A common scenario: It’s 3:00pm on a Tuesday and you are discharging a patient from the acute care unit/emergency room/ambulatory surgical unit. You go over their discharge instructions to make sure they understand their recovery process and limitations after discharge. You then hand them a prescription for a narcotic pain killer. They look you in the eye and state “I’m a little bit nervous to take these at home. I don’t want to become addicted!”
Most nurses have been in this situation before. With national headlines appearing daily regarding prescription drug abuse and the many deaths it is causing every day, it’s natural that patients may worry about falling into this trap. The truth is that hundreds of thousands of patients use prescription opioids every year without falling victim to abuse or addiction; but what is the best way to address a patient’s fears? Education is the key in this situation, and presenting them with the following facts may help ease their mind:
There is a difference between opioid tolerance and addiction.
When used appropriately, a patient may over time develop a tolerance to opiate medications. This is more common in treatment of chronic pain, but can also occur with acute pain related to a slowly resolving health issue. A tolerance means that a person may require increased dosage to effectively manage pain, because the body has become tolerant to their current dosage. If a patient has a condition causing chronic pain, the reality is that the patient may need to be on a standing regimen of opiate medication, and over time will develop a tolerance requiring increase in dosage. This is not the same as addiction. Addiction occurs when a person’s entire life becomes focused around obtaining the drug, and the patient will go to any length to secure more medication. The following video visualizes the development of opioid tolerance.

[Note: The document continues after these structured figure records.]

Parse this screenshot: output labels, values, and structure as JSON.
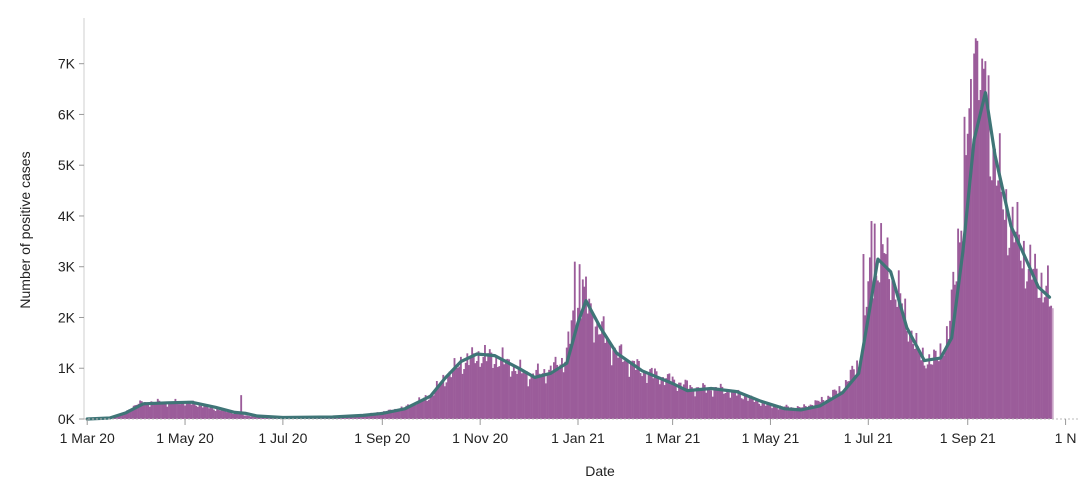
{
  "chart_data": {
    "type": "bar",
    "overlay": "line",
    "xlabel": "Date",
    "ylabel": "Number of positive cases",
    "x_tick_labels": [
      "1 Mar 20",
      "1 May 20",
      "1 Jul 20",
      "1 Sep 20",
      "1 Nov 20",
      "1 Jan 21",
      "1 Mar 21",
      "1 May 21",
      "1 Jul 21",
      "1 Sep 21",
      "1 N"
    ],
    "x_tick_dates": [
      "2020-03-01",
      "2020-05-01",
      "2020-07-01",
      "2020-09-01",
      "2020-11-01",
      "2021-01-01",
      "2021-03-01",
      "2021-05-01",
      "2021-07-01",
      "2021-09-01",
      "2021-11-01"
    ],
    "y_tick_labels": [
      "0K",
      "1K",
      "2K",
      "3K",
      "4K",
      "5K",
      "6K",
      "7K"
    ],
    "y_tick_values": [
      0,
      1000,
      2000,
      3000,
      4000,
      5000,
      6000,
      7000
    ],
    "ylim": [
      0,
      7900
    ],
    "xlim": [
      "2020-02-28",
      "2021-11-10"
    ],
    "grid": false,
    "colors": {
      "bars": "#9b5c9a",
      "bar_last": "#c9a4c7",
      "line": "#3f7577"
    },
    "series": [
      {
        "kind": "daily_bars",
        "start_date": "2020-03-01",
        "end_date": "2021-10-24",
        "anchors": [
          [
            "2020-03-01",
            0
          ],
          [
            "2020-03-15",
            20
          ],
          [
            "2020-03-25",
            130
          ],
          [
            "2020-04-01",
            300
          ],
          [
            "2020-04-10",
            330
          ],
          [
            "2020-04-20",
            320
          ],
          [
            "2020-05-01",
            330
          ],
          [
            "2020-05-10",
            280
          ],
          [
            "2020-05-20",
            200
          ],
          [
            "2020-06-01",
            120
          ],
          [
            "2020-06-08",
            70
          ],
          [
            "2020-06-20",
            40
          ],
          [
            "2020-07-10",
            20
          ],
          [
            "2020-08-01",
            40
          ],
          [
            "2020-08-20",
            80
          ],
          [
            "2020-09-01",
            130
          ],
          [
            "2020-09-15",
            220
          ],
          [
            "2020-10-01",
            450
          ],
          [
            "2020-10-10",
            800
          ],
          [
            "2020-10-20",
            1100
          ],
          [
            "2020-11-01",
            1250
          ],
          [
            "2020-11-15",
            1150
          ],
          [
            "2020-12-01",
            850
          ],
          [
            "2020-12-15",
            950
          ],
          [
            "2020-12-24",
            1200
          ],
          [
            "2021-01-01",
            2300
          ],
          [
            "2021-01-05",
            2400
          ],
          [
            "2021-01-12",
            1900
          ],
          [
            "2021-01-25",
            1300
          ],
          [
            "2021-02-10",
            950
          ],
          [
            "2021-03-01",
            750
          ],
          [
            "2021-03-15",
            600
          ],
          [
            "2021-04-01",
            580
          ],
          [
            "2021-04-15",
            450
          ],
          [
            "2021-05-01",
            250
          ],
          [
            "2021-05-20",
            220
          ],
          [
            "2021-06-01",
            350
          ],
          [
            "2021-06-15",
            600
          ],
          [
            "2021-06-25",
            1100
          ],
          [
            "2021-07-02",
            2700
          ],
          [
            "2021-07-10",
            3300
          ],
          [
            "2021-07-20",
            2400
          ],
          [
            "2021-08-01",
            1300
          ],
          [
            "2021-08-10",
            1100
          ],
          [
            "2021-08-20",
            1600
          ],
          [
            "2021-08-25",
            3200
          ],
          [
            "2021-09-01",
            5500
          ],
          [
            "2021-09-08",
            6900
          ],
          [
            "2021-09-14",
            6000
          ],
          [
            "2021-09-22",
            4300
          ],
          [
            "2021-10-01",
            3600
          ],
          [
            "2021-10-10",
            2900
          ],
          [
            "2021-10-20",
            2600
          ],
          [
            "2021-10-24",
            2000
          ]
        ],
        "spikes": [
          [
            "2020-06-05",
            470
          ],
          [
            "2020-12-30",
            3100
          ],
          [
            "2021-01-02",
            3050
          ],
          [
            "2021-01-04",
            2750
          ],
          [
            "2021-06-28",
            3250
          ],
          [
            "2021-07-03",
            3900
          ],
          [
            "2021-07-05",
            3850
          ],
          [
            "2021-08-29",
            3500
          ],
          [
            "2021-09-05",
            7200
          ],
          [
            "2021-09-06",
            7500
          ],
          [
            "2021-09-07",
            7450
          ],
          [
            "2021-09-10",
            7100
          ],
          [
            "2021-09-11",
            6900
          ],
          [
            "2021-09-12",
            7050
          ]
        ]
      },
      {
        "kind": "rolling_average_line",
        "points": [
          [
            "2020-03-01",
            0
          ],
          [
            "2020-03-15",
            20
          ],
          [
            "2020-03-25",
            120
          ],
          [
            "2020-04-05",
            300
          ],
          [
            "2020-04-20",
            320
          ],
          [
            "2020-05-05",
            330
          ],
          [
            "2020-05-20",
            230
          ],
          [
            "2020-06-01",
            130
          ],
          [
            "2020-06-08",
            110
          ],
          [
            "2020-06-15",
            60
          ],
          [
            "2020-07-01",
            30
          ],
          [
            "2020-08-01",
            40
          ],
          [
            "2020-08-20",
            70
          ],
          [
            "2020-09-01",
            110
          ],
          [
            "2020-09-15",
            200
          ],
          [
            "2020-10-01",
            450
          ],
          [
            "2020-10-10",
            800
          ],
          [
            "2020-10-20",
            1130
          ],
          [
            "2020-10-30",
            1280
          ],
          [
            "2020-11-10",
            1250
          ],
          [
            "2020-11-25",
            1000
          ],
          [
            "2020-12-05",
            820
          ],
          [
            "2020-12-15",
            900
          ],
          [
            "2020-12-25",
            1100
          ],
          [
            "2021-01-01",
            1900
          ],
          [
            "2021-01-06",
            2330
          ],
          [
            "2021-01-15",
            1800
          ],
          [
            "2021-01-25",
            1300
          ],
          [
            "2021-02-10",
            950
          ],
          [
            "2021-03-01",
            700
          ],
          [
            "2021-03-10",
            560
          ],
          [
            "2021-03-25",
            600
          ],
          [
            "2021-04-10",
            540
          ],
          [
            "2021-04-25",
            350
          ],
          [
            "2021-05-10",
            200
          ],
          [
            "2021-05-20",
            180
          ],
          [
            "2021-06-01",
            260
          ],
          [
            "2021-06-15",
            520
          ],
          [
            "2021-06-25",
            900
          ],
          [
            "2021-07-01",
            2000
          ],
          [
            "2021-07-07",
            3150
          ],
          [
            "2021-07-15",
            2900
          ],
          [
            "2021-07-25",
            1800
          ],
          [
            "2021-08-05",
            1150
          ],
          [
            "2021-08-15",
            1200
          ],
          [
            "2021-08-22",
            1600
          ],
          [
            "2021-08-29",
            3300
          ],
          [
            "2021-09-05",
            5500
          ],
          [
            "2021-09-12",
            6430
          ],
          [
            "2021-09-18",
            5200
          ],
          [
            "2021-09-28",
            3800
          ],
          [
            "2021-10-08",
            3100
          ],
          [
            "2021-10-15",
            2600
          ],
          [
            "2021-10-22",
            2400
          ]
        ]
      }
    ]
  }
}
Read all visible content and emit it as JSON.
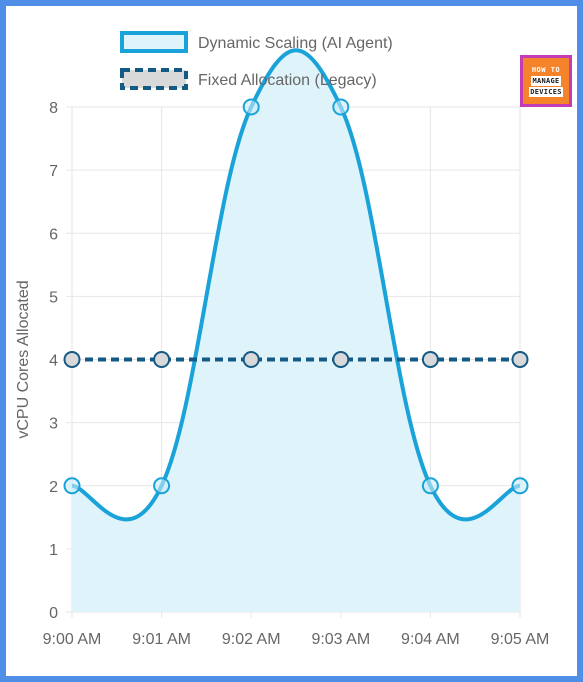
{
  "colors": {
    "frame_border": "#4f8fe8",
    "dynamic_line": "#1aa3d9",
    "dynamic_fill": "#dff3fb",
    "fixed_line": "#145a85",
    "fixed_marker_fill": "#d9d9d9",
    "grid": "#e6e6e6",
    "text": "#666666",
    "logo_bg": "#f5832a",
    "logo_border": "#c33cb5"
  },
  "logo": {
    "line1": "HOW TO",
    "line2": "MANAGE",
    "line3": "DEVICES"
  },
  "chart_data": {
    "type": "line",
    "categories": [
      "9:00 AM",
      "9:01 AM",
      "9:02 AM",
      "9:03 AM",
      "9:04 AM",
      "9:05 AM"
    ],
    "series": [
      {
        "name": "Dynamic Scaling (AI Agent)",
        "values": [
          2,
          2,
          8,
          8,
          2,
          2
        ],
        "style": "solid",
        "fill": true,
        "smooth": true
      },
      {
        "name": "Fixed Allocation (Legacy)",
        "values": [
          4,
          4,
          4,
          4,
          4,
          4
        ],
        "style": "dashed",
        "fill": false,
        "smooth": false
      }
    ],
    "ylabel": "vCPU Cores Allocated",
    "xlabel": "",
    "ylim": [
      0,
      8
    ],
    "yticks": [
      0,
      1,
      2,
      3,
      4,
      5,
      6,
      7,
      8
    ],
    "grid": true,
    "legend_position": "top"
  }
}
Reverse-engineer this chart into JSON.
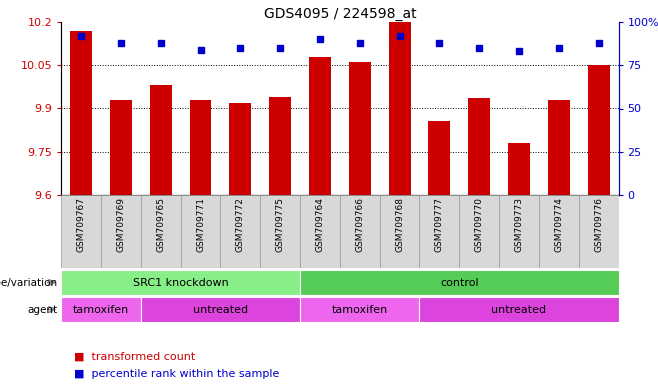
{
  "title": "GDS4095 / 224598_at",
  "samples": [
    "GSM709767",
    "GSM709769",
    "GSM709765",
    "GSM709771",
    "GSM709772",
    "GSM709775",
    "GSM709764",
    "GSM709766",
    "GSM709768",
    "GSM709777",
    "GSM709770",
    "GSM709773",
    "GSM709774",
    "GSM709776"
  ],
  "bar_values": [
    10.17,
    9.93,
    9.98,
    9.93,
    9.92,
    9.94,
    10.08,
    10.06,
    10.2,
    9.855,
    9.935,
    9.78,
    9.93,
    10.05
  ],
  "percentile_values": [
    92,
    88,
    88,
    84,
    85,
    85,
    90,
    88,
    92,
    88,
    85,
    83,
    85,
    88
  ],
  "bar_color": "#cc0000",
  "percentile_color": "#0000cc",
  "ylim_left": [
    9.6,
    10.2
  ],
  "ylim_right": [
    0,
    100
  ],
  "yticks_left": [
    9.6,
    9.75,
    9.9,
    10.05,
    10.2
  ],
  "yticks_right": [
    0,
    25,
    50,
    75,
    100
  ],
  "ytick_labels_right": [
    "0",
    "25",
    "50",
    "75",
    "100%"
  ],
  "grid_values": [
    10.05,
    9.9,
    9.75
  ],
  "genotype_groups": [
    {
      "label": "SRC1 knockdown",
      "start": 0,
      "end": 6,
      "color": "#88ee88"
    },
    {
      "label": "control",
      "start": 6,
      "end": 14,
      "color": "#55cc55"
    }
  ],
  "agent_groups": [
    {
      "label": "tamoxifen",
      "start": 0,
      "end": 2,
      "color": "#ee66ee"
    },
    {
      "label": "untreated",
      "start": 2,
      "end": 6,
      "color": "#dd44dd"
    },
    {
      "label": "tamoxifen",
      "start": 6,
      "end": 9,
      "color": "#ee66ee"
    },
    {
      "label": "untreated",
      "start": 9,
      "end": 14,
      "color": "#dd44dd"
    }
  ],
  "legend_items": [
    {
      "label": "transformed count",
      "color": "#cc0000"
    },
    {
      "label": "percentile rank within the sample",
      "color": "#0000cc"
    }
  ],
  "label_geno": "genotype/variation",
  "label_agent": "agent",
  "background_color": "#ffffff"
}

Patients without a history of substance abuse are far less likely to become addicted to opioids.
Addiction is not a medical condition, but rather a pattern of behavior, as mentioned above. If a patient admits to a history of substance abuse and has fears about taking prescription opioids, they may require an extra layer of support and follow-up care to make sure their pain is being managed in the most optimal way with the least risk of relapse. This could involve the support of a social worker to follow up at home, a home health nurse, or even additional follow-up visits with the physician prescribing the opioid.
If a patient goes home and takes a medication appropriately, as prescribed, they will not become addicted.
Even if the medication regimen continues for weeks or months for ongoing pain, once the health issue is resolved and the pain level decreases, the patient can usually be weaned off the opioid slowly without experiencing any effects of withdrawal.
One of the best ways to prevent addiction is to recognize signs that indicate it may be developing.
These signs include a craving for the medication, seeing several different doctors to obtain the amount of medication desired, and feeling the need to be dishonest about the use of opioid medication when speaking with family members and medical professionals. If any of these start to occur, seek the help of a professional. Check the following video to learn all the signs of a developing addiction.
Be mindful of the side effects and contraindications when taking opioid medications.
Patients who are fearful of addiction are often also fearful that it can cause death. The side effects of opioids can indeed be serious and even deadly at times. One of the biggest causes of death for those taking opioids is when they are consumed in conjunction with alcoholic beverages. Alcohol, which is a depressant, interacts negatively with opioids by increasing the side effect of respiratory depression, causing death for some patients.
Armed with the facts, you will be better prepared to effectively answer your patient’s questions and provide them a sense of comfort as they prepare to go home and manage their own pain with opiate medication.